翌日はスポーツ企画と班交流を行い、班交流では参加者グッズのオリジナルうちわに班の写真を貼り、寄せ書きしました。また閉会式では、「世界に一つだけの花」の手話歌をみんなで行いました。
(徳永 桂、土庫病院)
★中四国★
第1回DANS in広島・大久野島(8月19日〜20日)
毒ガス島へ
「Love&Peace」がテーマ。学生35人、職員28人が参加しました。
大久野島は、旧日本軍がその存在すら隠し、毒ガスを製造していた島です。フィールドワークでは、毒ガス製造と関わりがあった施設を見学しました(写真)。
夜は、白衣のファッションショーや新聞パズル、国試クイズ、地協DANSテーマ曲「手のひらに太陽を」の手話歌で盛り上がりました。
分科会では、9県連から10演題の発表があり、なかでも岡山・ソワニエ看護専門学校の男子学生による「男子学生の今後の展望・マイノリティレポート」が人気を集めていました。
閉会式では、2日間で学んだことや平和への思いをまとめたピースアクション≠発表しあいました。「終わるのが寂しい。来年も参加したい!」という参加者の思いを大切にして、ぜひ第2回開催へと、つなげていきたいと思います。
(藤島鋭子、香川民医連)
★九州・沖縄★
第2回九・沖DANS“JEWL”in熊本・水俣(8月10〜11日)
水俣病を学ぶ
今回のテーマは昨年に引き続き『社会と看護』。水俣市で開催し、「水俣病と熊本民医連の関わり」「水俣病フィールド」を中心に企画しました(写真)。

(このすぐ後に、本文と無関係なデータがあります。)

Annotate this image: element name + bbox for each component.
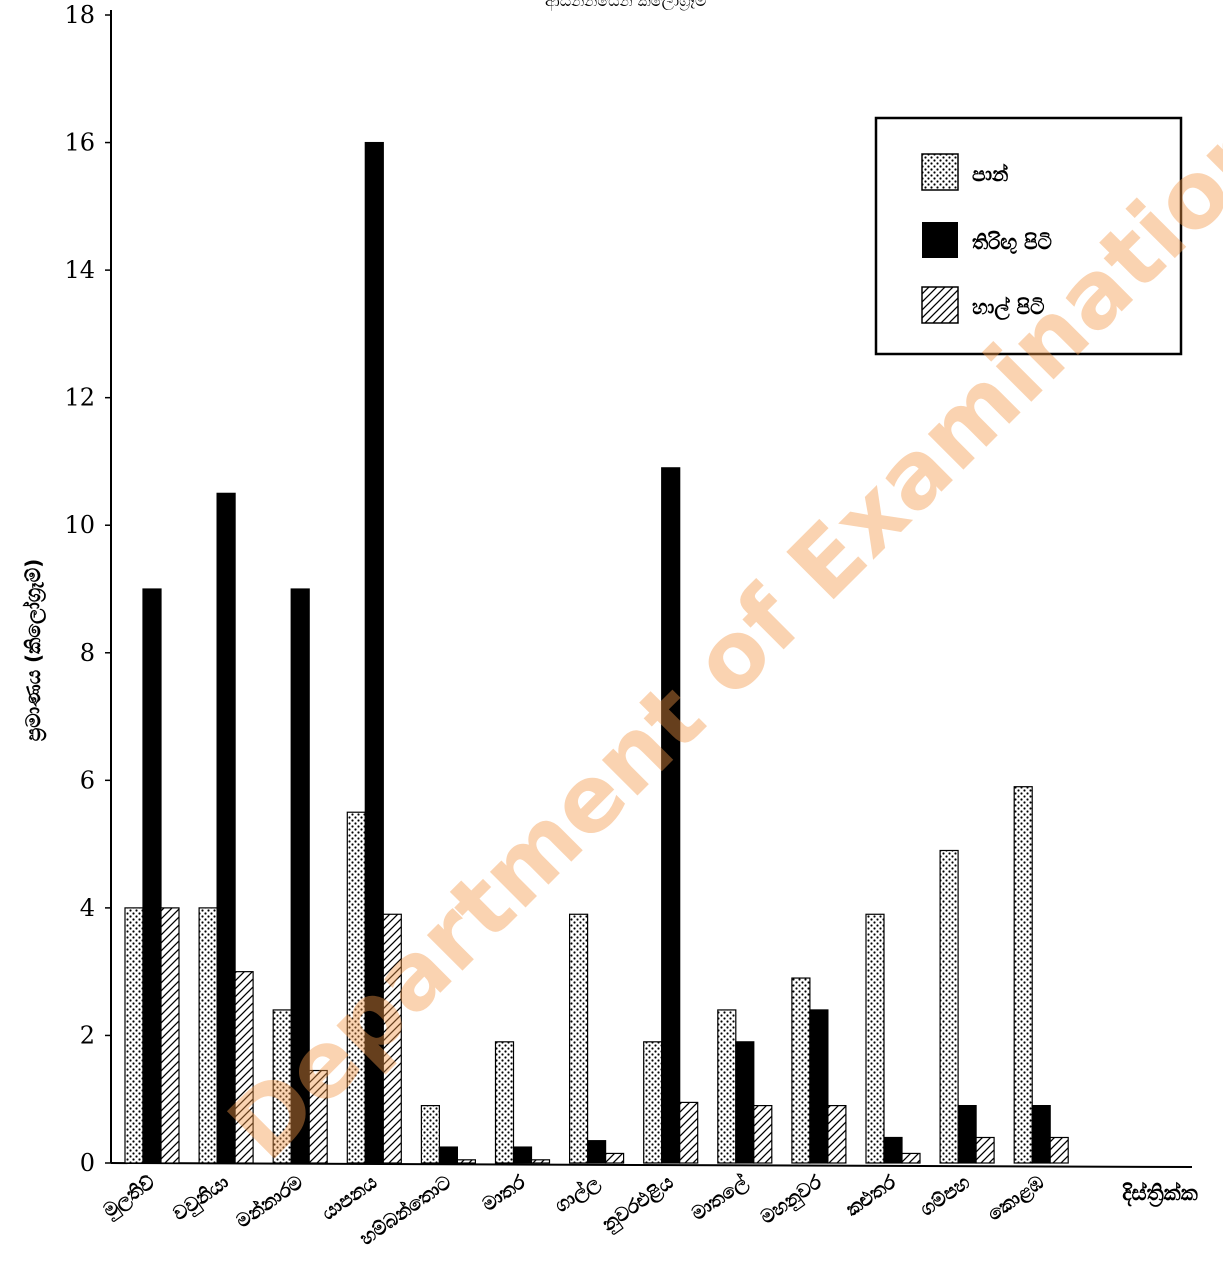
bar <box>382 913 402 1164</box>
legend-label-wheat-flour: තිරිඟු පිටි <box>972 230 1052 255</box>
y-tick-label: 16 <box>64 129 95 157</box>
y-tick-label: 10 <box>64 511 95 539</box>
x-axis-line <box>110 1162 1193 1168</box>
bar <box>456 1159 476 1164</box>
y-tick-label: 18 <box>64 1 95 29</box>
legend-label-rice-flour: හාල් පිටි <box>972 295 1044 321</box>
bar <box>420 1104 440 1164</box>
x-tick-label: මහනුවර <box>756 1171 827 1231</box>
bar <box>901 1152 921 1164</box>
y-tick-label: 6 <box>80 766 95 794</box>
bar <box>717 1009 737 1164</box>
x-axis-label: දිස්ත්‍රික්ක <box>1122 1181 1198 1208</box>
y-axis-label: ප්‍රමාණය (කිලෝග්‍රෑම්) <box>21 559 48 742</box>
y-tick-label: 0 <box>80 1149 95 1177</box>
bar <box>643 1041 663 1164</box>
bar <box>216 492 236 1164</box>
legend-swatch-bread <box>921 153 959 191</box>
bar <box>957 1104 977 1164</box>
x-tick-label: මාතලේ <box>688 1170 754 1226</box>
bar <box>586 1140 607 1164</box>
bar <box>142 588 162 1164</box>
bar <box>568 913 589 1164</box>
bar <box>494 1041 515 1164</box>
bar <box>791 977 811 1164</box>
bar <box>530 1159 551 1164</box>
y-tick-label: 14 <box>64 256 95 284</box>
bar <box>160 907 180 1164</box>
bar <box>438 1146 458 1164</box>
x-tick-label: ගම්පහ <box>916 1171 974 1221</box>
bar <box>604 1152 625 1164</box>
bar <box>234 971 254 1164</box>
x-tick-label: මන්නාරම <box>232 1171 307 1233</box>
x-tick-label: නුවරඑළිය <box>597 1171 679 1238</box>
y-tick-label: 12 <box>64 384 95 412</box>
y-axis: 0 2 4 6 8 10 12 14 16 18 <box>64 1 112 1177</box>
bar <box>679 1101 699 1164</box>
y-tick-label: 4 <box>80 894 95 922</box>
bar <box>124 907 144 1164</box>
x-tick-label: යාපනය <box>318 1171 382 1225</box>
bar <box>661 467 681 1164</box>
bar <box>512 1146 533 1164</box>
legend: පාන් තිරිඟු පිටි හාල් පිටි <box>874 116 1183 356</box>
bar <box>865 913 885 1164</box>
bar <box>883 1136 903 1164</box>
bar <box>346 811 366 1164</box>
x-tick-label: කොළඹ <box>984 1171 1049 1226</box>
bar <box>753 1104 773 1164</box>
bar <box>809 1009 829 1164</box>
legend-label-bread: පාන් <box>972 162 1008 186</box>
y-tick-label: 2 <box>80 1021 95 1049</box>
bar <box>364 141 384 1164</box>
x-tick-label: මාතර <box>478 1171 529 1216</box>
legend-swatch-rice-flour <box>921 286 959 324</box>
bar <box>735 1041 755 1164</box>
bar <box>198 907 218 1164</box>
bar <box>1049 1136 1069 1164</box>
bar <box>290 588 310 1164</box>
bar <box>827 1104 847 1164</box>
title-fragment: ආසන්නයෙන් කිලෝග්‍රෑම <box>545 0 707 10</box>
bar <box>272 1009 292 1164</box>
x-tick-label: ගාල්ල <box>551 1171 605 1218</box>
bar <box>1013 786 1033 1164</box>
x-tick-label: මුලතිව් <box>99 1171 160 1224</box>
y-tick-label: 8 <box>80 639 95 667</box>
x-axis <box>110 1162 1193 1168</box>
x-tick-label: කළුතර <box>842 1171 900 1221</box>
bar <box>975 1136 995 1164</box>
bar <box>1031 1104 1051 1164</box>
x-tick-label: වවුනියා <box>169 1171 234 1227</box>
bar <box>308 1069 328 1164</box>
legend-swatch-wheat-flour <box>922 222 958 258</box>
bar <box>939 849 959 1164</box>
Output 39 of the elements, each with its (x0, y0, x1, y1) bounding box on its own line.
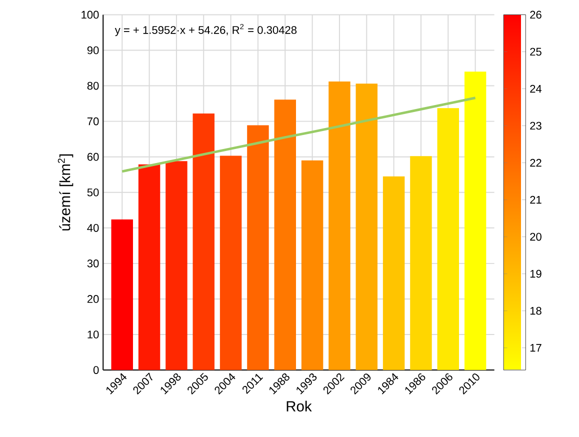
color-bar-label: 19 (530, 270, 542, 278)
bar (301, 160, 324, 370)
bar (247, 125, 269, 370)
color-bar-label: 25 (530, 48, 542, 56)
bar (437, 108, 460, 370)
annotation: y = + 1.5952·x + 54.26, R$^{2}$ = 0.30428 (114, 24, 297, 36)
y-tick-label: 100 (82, 10, 99, 19)
y-tick-label: 80 (87, 82, 99, 90)
y-tick-label: 50 (87, 188, 99, 196)
color-bar-label: 17 (530, 344, 542, 352)
y-tick-label: 40 (87, 224, 99, 232)
y-tick-label: 20 (87, 294, 99, 303)
bar (274, 100, 296, 370)
x-axis-title: Rok (286, 400, 312, 412)
color-bar-label: 24 (530, 84, 542, 92)
bar (410, 156, 432, 370)
color-bar-label: 23 (530, 122, 542, 130)
bar (220, 156, 242, 370)
bar (464, 71, 486, 370)
y-axis-title: území [km$^{2}$] (58, 154, 74, 230)
y-tick-label: 0 (93, 366, 99, 374)
color-bar-label: 26 (530, 10, 542, 19)
color-bar-label: 22 (530, 158, 542, 167)
bar (166, 161, 188, 370)
color-bar-label: 20 (530, 232, 542, 241)
color-bar-label: 18 (530, 306, 542, 315)
line-series (120, 96, 477, 173)
bar (382, 176, 405, 370)
bar (328, 81, 350, 370)
bar (138, 164, 160, 370)
bar (192, 113, 214, 370)
bar (356, 84, 378, 370)
y-tick-label: 30 (87, 259, 99, 268)
y-tick-label: 10 (88, 330, 99, 338)
y-tick-label: 70 (87, 117, 99, 126)
y-tick-label: 90 (87, 46, 99, 54)
bar (111, 219, 133, 370)
y-tick-label: 60 (87, 152, 99, 161)
color-bar-label: 21 (530, 196, 542, 204)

歓迎セレモニーでは、雰囲気を和らげようと「世界に一つだけの花」「おてもやんサンバ」の曲に合わせて全員で踊りました。
全体会では水俣協立病院の山近峰子総師長が、水俣病患者家族の苦しみや民医連の果たした役割など、自らの体験をもとに講演。水俣病資料館を見学し、語り部の話を聞きました。
3県連から4つの指定報告があり、6グループで班討論を行い、感想や「私たちに何ができるか」を話し合いました。